You can also automate the whole clicking feature by generating an event for it.
For example:
function download(canvas, filename) {
if (typeof filename !== 'string' || filename.trim().length === 0)
filename = 'Untitled';
var lnk = document.createElement('a'),
e;
lnk.download = filename;
lnk.href = canvas.toDataURL();
if (document.createEvent) {
e = document.createEvent("MouseEvents");
e.initMouseEvent('click', true, true, window,
0, 0, 0, 0, 0, false, false,
false, false, 0, null);
/// send event
lnk.dispatchEvent(e);
} else if (lnk.fireEvent) {
lnk.fireEvent("onclick");
}
}
Saving to server
You can always go by the step of saving the file to a server. However, you will also have to go through the save dialog step when retrieving the file from server (the dialog).
If you want to store the file only to be shown in the browser this is perfect.
There are various ways to do this (there are many solutions on SO for this).
Local storage
And a different option is to store the file in the browser's local storage.
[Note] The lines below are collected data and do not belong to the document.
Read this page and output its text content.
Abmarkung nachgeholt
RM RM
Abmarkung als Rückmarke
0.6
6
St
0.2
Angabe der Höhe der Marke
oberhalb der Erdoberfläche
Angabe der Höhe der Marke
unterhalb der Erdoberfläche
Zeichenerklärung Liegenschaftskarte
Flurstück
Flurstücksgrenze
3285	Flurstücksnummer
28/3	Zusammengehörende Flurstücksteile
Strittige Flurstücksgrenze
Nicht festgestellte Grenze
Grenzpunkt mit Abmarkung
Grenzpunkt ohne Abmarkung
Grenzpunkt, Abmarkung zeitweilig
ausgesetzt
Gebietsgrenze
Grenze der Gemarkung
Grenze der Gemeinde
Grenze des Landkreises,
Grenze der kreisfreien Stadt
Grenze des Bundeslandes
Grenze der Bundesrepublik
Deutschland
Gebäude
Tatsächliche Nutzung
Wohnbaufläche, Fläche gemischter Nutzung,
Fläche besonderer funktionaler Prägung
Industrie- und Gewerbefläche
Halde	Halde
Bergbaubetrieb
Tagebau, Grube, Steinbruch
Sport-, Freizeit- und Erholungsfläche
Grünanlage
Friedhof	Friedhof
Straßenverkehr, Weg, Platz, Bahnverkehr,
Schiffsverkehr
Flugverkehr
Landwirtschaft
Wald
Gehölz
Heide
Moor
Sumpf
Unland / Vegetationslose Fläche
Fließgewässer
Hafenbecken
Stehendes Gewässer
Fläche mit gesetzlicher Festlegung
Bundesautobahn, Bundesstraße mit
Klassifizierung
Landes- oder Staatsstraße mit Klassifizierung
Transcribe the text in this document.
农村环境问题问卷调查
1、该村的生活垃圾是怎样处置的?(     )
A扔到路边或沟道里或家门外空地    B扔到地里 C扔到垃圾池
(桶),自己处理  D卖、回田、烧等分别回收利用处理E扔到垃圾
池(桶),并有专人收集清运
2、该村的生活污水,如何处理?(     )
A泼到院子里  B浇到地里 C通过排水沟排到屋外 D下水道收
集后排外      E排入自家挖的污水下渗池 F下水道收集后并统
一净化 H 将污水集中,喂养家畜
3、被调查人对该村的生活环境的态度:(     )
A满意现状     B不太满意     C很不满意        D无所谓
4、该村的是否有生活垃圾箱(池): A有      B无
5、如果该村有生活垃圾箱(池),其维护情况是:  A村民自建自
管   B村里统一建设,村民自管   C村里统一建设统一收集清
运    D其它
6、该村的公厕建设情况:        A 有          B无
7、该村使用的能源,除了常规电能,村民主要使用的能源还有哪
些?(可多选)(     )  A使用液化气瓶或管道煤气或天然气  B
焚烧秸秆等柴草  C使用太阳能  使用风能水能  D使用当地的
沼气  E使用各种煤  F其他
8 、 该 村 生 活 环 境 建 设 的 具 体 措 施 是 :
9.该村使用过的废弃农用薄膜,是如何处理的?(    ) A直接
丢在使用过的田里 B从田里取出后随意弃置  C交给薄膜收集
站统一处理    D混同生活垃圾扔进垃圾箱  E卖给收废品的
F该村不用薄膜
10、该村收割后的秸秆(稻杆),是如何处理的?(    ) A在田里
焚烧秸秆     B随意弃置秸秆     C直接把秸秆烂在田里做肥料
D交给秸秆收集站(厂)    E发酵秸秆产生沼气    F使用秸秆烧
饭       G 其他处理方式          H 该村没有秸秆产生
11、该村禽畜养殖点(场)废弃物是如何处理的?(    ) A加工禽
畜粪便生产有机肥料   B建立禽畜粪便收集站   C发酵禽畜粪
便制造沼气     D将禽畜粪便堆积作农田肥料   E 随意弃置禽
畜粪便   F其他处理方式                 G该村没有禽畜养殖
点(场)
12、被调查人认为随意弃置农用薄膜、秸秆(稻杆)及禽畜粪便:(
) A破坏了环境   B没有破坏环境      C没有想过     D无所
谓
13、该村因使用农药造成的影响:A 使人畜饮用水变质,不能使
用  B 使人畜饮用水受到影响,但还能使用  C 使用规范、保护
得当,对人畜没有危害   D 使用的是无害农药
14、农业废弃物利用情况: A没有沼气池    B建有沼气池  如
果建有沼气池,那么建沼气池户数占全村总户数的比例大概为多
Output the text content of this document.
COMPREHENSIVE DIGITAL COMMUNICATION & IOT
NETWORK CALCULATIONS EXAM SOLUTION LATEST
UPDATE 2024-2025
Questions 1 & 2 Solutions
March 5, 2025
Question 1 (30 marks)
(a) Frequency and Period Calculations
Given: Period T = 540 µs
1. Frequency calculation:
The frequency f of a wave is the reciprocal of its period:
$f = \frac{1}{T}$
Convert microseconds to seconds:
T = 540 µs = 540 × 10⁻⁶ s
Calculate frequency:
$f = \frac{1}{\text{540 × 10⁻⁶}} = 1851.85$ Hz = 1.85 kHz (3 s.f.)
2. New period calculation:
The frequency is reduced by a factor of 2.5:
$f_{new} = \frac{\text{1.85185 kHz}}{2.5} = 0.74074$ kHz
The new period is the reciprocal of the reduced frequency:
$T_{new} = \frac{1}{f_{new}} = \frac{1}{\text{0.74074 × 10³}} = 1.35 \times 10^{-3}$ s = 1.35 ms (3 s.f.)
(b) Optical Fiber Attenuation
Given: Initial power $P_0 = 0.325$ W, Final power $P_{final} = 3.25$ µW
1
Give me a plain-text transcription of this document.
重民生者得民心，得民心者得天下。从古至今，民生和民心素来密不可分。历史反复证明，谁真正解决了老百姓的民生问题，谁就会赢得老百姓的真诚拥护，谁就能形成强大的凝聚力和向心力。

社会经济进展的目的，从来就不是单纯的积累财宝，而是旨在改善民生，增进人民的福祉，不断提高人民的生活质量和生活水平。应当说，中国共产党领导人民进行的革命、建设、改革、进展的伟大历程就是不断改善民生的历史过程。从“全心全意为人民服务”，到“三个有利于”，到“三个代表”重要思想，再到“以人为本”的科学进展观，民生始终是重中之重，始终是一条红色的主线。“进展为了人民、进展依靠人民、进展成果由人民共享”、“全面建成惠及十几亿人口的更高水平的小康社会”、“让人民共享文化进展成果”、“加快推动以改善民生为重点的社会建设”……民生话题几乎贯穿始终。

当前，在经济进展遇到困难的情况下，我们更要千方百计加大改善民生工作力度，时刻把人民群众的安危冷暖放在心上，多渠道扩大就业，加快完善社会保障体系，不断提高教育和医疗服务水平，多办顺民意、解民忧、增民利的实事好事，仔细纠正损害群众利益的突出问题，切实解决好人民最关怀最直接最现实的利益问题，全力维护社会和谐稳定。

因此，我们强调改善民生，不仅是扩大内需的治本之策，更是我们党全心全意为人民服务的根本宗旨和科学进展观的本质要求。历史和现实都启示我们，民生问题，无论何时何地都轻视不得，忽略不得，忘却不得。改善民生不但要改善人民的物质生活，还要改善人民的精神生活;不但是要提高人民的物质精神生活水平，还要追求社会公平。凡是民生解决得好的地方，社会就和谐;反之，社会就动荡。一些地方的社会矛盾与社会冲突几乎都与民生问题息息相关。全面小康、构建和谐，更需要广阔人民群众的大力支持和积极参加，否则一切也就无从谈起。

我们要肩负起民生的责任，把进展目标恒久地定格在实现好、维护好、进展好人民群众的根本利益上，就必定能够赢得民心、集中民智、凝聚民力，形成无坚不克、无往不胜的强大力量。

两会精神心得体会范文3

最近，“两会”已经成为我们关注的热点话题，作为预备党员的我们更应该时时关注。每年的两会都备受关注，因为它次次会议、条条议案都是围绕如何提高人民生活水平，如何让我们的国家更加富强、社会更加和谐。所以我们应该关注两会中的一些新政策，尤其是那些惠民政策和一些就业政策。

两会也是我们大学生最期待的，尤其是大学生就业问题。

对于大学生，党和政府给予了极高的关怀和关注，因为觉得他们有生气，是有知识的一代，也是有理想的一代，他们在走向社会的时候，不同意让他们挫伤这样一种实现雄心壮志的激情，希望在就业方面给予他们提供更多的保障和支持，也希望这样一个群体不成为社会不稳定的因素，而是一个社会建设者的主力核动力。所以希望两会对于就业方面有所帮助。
You have Web Storage, however this is very limited (typically between 2.5 - 5 mb) and considering that each char stored takes two bytes the actual storage is just half of that (it can only store strings such as the data-uri and data-uris is about 33% larger than the original file). But if you save small icons, sprites etc. this might do.
In addition you can use Indexed DB (and the now deprectaed Web SQL) which can store larger data and you can also request user's permission to store x mb of dat.
The same goes with File API (which is currently only implemented in Chrome). This acts more like a file system and is intended to store huge files.
These might seem more complex if you are not familiar with them, but I mention them as possible options as these also saves you bandwidth communicating with a server and you move the "burden" to the client instead of the server.